Fear not Jay Leno, America. For the past several years, the late-night comedian has mocked Americans’ civic ignorance in his “Jaywalking” feature on “The Tonight Show,” accosting strangers and asking them basic questions about American history and government. Typically, the results are abysmal … and hilarious.
But results from the 2006 National Assessment of Education Progress, released in May, show that students in the 4th, 8th, and 12th grades have registered slight but significant gains in their knowledge of U.S. and world history since the test was last administered, in 2001. (“Test Gains Reigniting Old Debate,” May 23, 2007.) Seventy percent of 4th graders (up from 66 percent in 2001), 65 percent of 8th graders (up from 62 percent), and 47 percent of 12th graders (up from 43 percent) scored at or above basic levels of knowledge in history on the 2006 test.
These are grounds for modest celebration. But there are also reasons for concern. While students seem to be gaining in their factual knowledge of American history and civics, they have demonstrated no progress in acquiring civic skills and dispositions, necessary prerequisites for their becoming the critically minded, engaged citizens we so desperately need. The results of the civics portion of NAEP showed a small but significant increase in civic knowledge for 4th graders, but no significant progress for 8th or 12th graders since 1998. At the 4th grade level, the civics test focused on factual knowledge. At the 8th and 12th grades, the focus shifted to skills such as interpreting texts, analyzing and making arguments, and assuming the responsibilities of citizenship.
This failure has not received the kind of attention it deserves in the subsequent conversation about the NAEP results. Nearly all the attention has instead been on whether our students have made adequate progress in acquiring historical knowledge and to what degree the federal No Child Left Behind Act, now up for reauthorization by Congress, has advanced or diminished that progress.
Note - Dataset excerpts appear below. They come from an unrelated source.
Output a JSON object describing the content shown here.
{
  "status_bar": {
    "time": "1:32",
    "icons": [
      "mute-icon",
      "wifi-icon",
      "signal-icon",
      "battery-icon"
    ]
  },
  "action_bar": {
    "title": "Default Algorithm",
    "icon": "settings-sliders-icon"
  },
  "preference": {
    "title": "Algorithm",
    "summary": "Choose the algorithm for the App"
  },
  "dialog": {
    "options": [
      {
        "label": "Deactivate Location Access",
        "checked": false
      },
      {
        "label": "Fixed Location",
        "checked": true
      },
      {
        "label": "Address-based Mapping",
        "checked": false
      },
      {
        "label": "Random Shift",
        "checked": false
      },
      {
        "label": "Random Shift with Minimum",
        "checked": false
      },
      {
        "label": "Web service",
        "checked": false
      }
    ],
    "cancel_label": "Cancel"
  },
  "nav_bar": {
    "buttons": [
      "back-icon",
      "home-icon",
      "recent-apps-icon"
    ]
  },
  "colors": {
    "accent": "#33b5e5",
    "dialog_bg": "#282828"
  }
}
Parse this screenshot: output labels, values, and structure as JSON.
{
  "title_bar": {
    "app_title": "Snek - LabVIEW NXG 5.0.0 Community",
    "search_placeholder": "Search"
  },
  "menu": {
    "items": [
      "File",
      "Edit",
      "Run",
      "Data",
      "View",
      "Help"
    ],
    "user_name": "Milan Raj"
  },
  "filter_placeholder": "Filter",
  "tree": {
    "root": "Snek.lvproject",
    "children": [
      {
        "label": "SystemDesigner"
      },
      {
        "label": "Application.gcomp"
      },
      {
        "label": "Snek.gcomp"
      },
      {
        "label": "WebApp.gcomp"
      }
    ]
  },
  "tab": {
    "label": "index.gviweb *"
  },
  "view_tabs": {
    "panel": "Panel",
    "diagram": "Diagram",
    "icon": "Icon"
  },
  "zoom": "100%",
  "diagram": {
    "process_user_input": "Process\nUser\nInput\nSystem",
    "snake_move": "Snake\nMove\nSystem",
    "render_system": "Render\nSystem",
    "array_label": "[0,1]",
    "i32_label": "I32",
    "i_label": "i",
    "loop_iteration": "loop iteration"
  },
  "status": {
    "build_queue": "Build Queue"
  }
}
This preoccupation with the factual and quantifiable is understandable. But knowledge of history is only one part of a broader education in U.S. citizenship that young people need to receive. It is good that our students are reading history texts and recalling what they have read. It is also encouraging that more of them can recognize Independence Hall than could six years ago. But civic education has always been about more than just memory and recall. It has also been about developing skills such as critical reasoning and analysis that enable students to understand the meaning of the events they are memorizing. According to the civics results, for instance, only 28 percent of our 8th graders could identify the purpose of the Declaration of Independence.
Furthermore, civic education historically has been designed for the heart as well as the head. Abraham Lincoln advocated as much when he said in 1838: “Let reverence for the laws be breathed by every American mother to the lisping babe that prattles on her lap. Let it be taught in schools, in seminaries, and in colleges.” Our efforts to teach civics today, by contrast, seem to be making little headway in cultivating public-spiritedness, civility, and respect for the rule of law—attributes crucial to the success of democracy, and too often absent in today’s political climate.
How should educators and policymakers respond to these findings? I offer three suggestions. First, we should remember the importance of teaching civic skills and dispositions as part of a civic education for the entire brain. Citizenship is a whole-brain affair, encompassing memory, reasoning, and feeling. Why shouldn’t our civic education address these as well?
Second, we should bring back the straightforward history courses that have been displaced by more generic reading courses under the No Child Left Behind law. U.S. Secretary of Education Margaret Spellings is surely right to say that the history gains on NAEP can be attributed to the law’s greater emphasis on reading. But the fact that our students are not thinking any better about this material suggests that reading more is simply not enough. Our students need to read historical materials in the context of well-designed history courses taught by well-trained history instructors who can help them make sense of what they are reading.
Third, we should recall that civic dispositions have been shown to develop through extracurricular activities, such as meeting with elected officials, taking part in student government, and completing service-learning projects. In our zeal to improve the reading and math scores of lower-performing students, we should not forget to emphasize and fund these other kinds of activities as well. Broaden our civic education to include the entire brain, and watch the test scores rise.